Second, perhaps the DAC is not an epileptic phenomenon but rather represents a paroxysmal movement disorder. A number of studies have reported the coexistence of epilepsy and movement disorders in the same individuals or in different individuals within a family (Guerrini et al., 1999, 2002; Guerrini, 2001). In a recent report, a mutation was identified in a calcium-sensitive potassium channel in childhood-onset paroxysmal nonkinesigenic dyskinesia with absence epilepsy associated with rare tonic–clonic seizures and generalized spike-wave complexes on electroencephalogram (Du et al., 2005). Of the 13 cases described, 7 had paroxysmal dyskinesia alone, 5 had paroxysmal dyskinesia and seizures, and 1 had only seizures. The clinical phenotype of a genetically defined channelopathy can therefore be either epilepsy or a paroxysmal movement disorder.

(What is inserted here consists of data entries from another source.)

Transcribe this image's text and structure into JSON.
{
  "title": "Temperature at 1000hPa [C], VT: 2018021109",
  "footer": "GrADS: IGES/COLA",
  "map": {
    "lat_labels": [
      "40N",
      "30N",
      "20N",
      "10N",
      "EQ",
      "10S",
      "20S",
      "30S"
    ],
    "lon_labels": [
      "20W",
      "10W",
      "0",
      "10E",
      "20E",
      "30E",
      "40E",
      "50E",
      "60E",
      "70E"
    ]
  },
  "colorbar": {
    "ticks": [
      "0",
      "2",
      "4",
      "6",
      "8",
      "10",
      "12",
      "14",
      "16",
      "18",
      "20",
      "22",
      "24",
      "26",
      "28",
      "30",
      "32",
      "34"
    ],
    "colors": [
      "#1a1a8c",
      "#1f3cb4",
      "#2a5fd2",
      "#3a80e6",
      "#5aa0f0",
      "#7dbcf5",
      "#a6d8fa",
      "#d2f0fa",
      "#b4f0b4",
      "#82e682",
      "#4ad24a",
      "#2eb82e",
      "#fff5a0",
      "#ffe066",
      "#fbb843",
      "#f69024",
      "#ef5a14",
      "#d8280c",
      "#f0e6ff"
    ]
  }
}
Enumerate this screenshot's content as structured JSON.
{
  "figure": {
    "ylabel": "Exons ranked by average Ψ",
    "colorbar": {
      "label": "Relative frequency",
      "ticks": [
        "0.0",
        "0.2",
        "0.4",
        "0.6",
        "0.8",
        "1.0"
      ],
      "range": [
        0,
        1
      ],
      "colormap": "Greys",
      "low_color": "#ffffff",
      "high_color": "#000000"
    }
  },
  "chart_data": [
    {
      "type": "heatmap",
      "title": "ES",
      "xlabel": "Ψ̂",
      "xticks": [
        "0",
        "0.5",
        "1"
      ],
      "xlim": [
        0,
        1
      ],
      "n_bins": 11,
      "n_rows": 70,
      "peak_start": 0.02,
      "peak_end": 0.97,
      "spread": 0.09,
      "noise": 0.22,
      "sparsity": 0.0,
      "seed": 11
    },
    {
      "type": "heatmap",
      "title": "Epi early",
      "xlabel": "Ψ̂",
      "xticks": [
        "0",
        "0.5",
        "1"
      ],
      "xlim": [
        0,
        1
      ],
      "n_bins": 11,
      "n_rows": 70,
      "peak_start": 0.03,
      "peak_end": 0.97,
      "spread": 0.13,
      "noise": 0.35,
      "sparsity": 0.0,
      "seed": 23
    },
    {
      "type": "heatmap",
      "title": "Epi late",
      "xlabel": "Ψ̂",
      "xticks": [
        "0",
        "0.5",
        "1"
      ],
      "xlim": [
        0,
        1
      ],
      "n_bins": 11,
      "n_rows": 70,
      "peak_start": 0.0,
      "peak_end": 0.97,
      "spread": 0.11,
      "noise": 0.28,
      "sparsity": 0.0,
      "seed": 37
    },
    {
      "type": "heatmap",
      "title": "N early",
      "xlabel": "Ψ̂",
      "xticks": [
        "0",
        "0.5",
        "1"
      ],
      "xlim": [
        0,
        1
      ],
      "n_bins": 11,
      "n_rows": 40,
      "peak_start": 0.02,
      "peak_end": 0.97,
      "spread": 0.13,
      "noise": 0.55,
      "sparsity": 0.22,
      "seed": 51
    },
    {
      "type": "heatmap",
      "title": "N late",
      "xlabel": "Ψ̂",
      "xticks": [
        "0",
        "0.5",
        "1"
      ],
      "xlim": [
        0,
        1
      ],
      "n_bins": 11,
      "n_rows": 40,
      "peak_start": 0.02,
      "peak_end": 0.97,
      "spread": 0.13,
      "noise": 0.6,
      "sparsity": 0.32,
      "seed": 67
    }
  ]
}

The influence of modifier genes/genetic background may also explain the difference in the phenotype seen between our S248F mice and the Klaassen lines. Two notable differences include the CD1 background in our S248F mice and use of the J1 ES line by Klaassen et al. (2006) versus our use of W9.5 cells. The potential confounding effect of modifier genes on phenotype was underscored by a report on sodium channel 1α heterozygous knock-out mice that model severe myoclonic epilepsy in infancy. The mice showed a dramatically different phenotype depending on genetic background: frequent spontaneous seizures in a C57BL/6 background and no seizures in a 129/SvJ background (Yu et al., 2006). The late appearance and low penetrance of the dramatic juvenile spontaneous seizures in L9′A mice in a line established some years beforehand also argues for potential modifier gene influence although an epigenetic effect is not excluded.

Conclusions

Our S248F line appears to predominantly model dystonic aspects of ADNFLE semiology. Exploiting this line to identify channel blockers (possibly related structurally to mecamylamine) that selectively block S248F mutant channel function would be useful in treating carbamazepine-resistant cases of ADNFLE.